For centuries, the orange pigment was sourced from a toxic mineral. Kelly Grovier looks at a hue that alchemists believed was crucial to creating the Philosopher’s Stone – and which allows art to swivel between different states of being.
Expunge orange from the history of art and the whole thing collapses. The sky above Edvard Munch’s The Scream falls down and the fire that ignites Frederic Leighton’s famous Flaming June flames out. Take away orange, and everything from the warm eternal glow of Egyptian tomb painting to the troubled stubble of Vincent van Gogh’s smouldering self-portraits vanishes. A savvy arbiter between resolute red and unyielding yellow, orange is a pigment that pivots. It’s a hinge of a hue that enables a work of art to swivel between contrary states of being – this world and another, life and death.
Outside the frame of art history, orange has proved an unusually elastic symbol, blossoming into a spectrum of shapes and cultural meanings. Although the influential European royal House of Orange traces its name back further than the actual coining of the colour in the 1540s, its prominent son, William III (better known as William of Orange), quickly embraced the linguistic coincidence in the 1570s. His orange-white-and-blue rebel flag would become the forerunner of the modern tricolour of The Netherlands. From there orange took on the complexion of everything from Swiss fire engines to the suits worn by astronauts in the International Space Station. But it’s in the realms of art and aesthetics that the colour has fructified more soulfully.
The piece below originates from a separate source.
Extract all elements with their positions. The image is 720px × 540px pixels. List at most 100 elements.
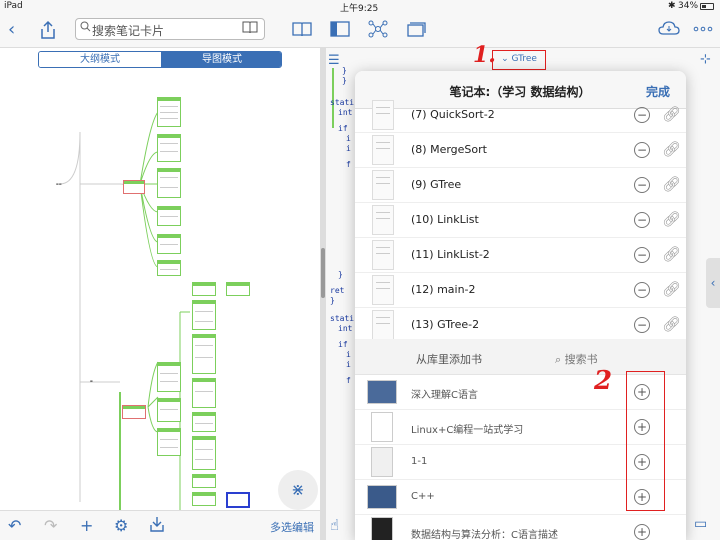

From antiquity to the end of the 19th Century, a volcanic mineral found in sulphurous fumaroles (great gashes in the Earth’s crust) was a significant source for the harvesting of orange pigment. The highly toxic orpiment, rich in lethal arsenic, ripens from mellow yellow into outrageous orange when subjected to the heat of a fire.
Convinced that the luminous shimmer of orpiment (its name is a contraction of Latin aurum, meaning ‘gold’, and pigmentum meaning ‘colour’) must be a key ingredient in concocting the Philosopher’s Stone, alchemists for centuries risked exposure to the noxious substance. So did artists. To dabble in the occult of orange was to flirt with mortality and immortality in equal measure.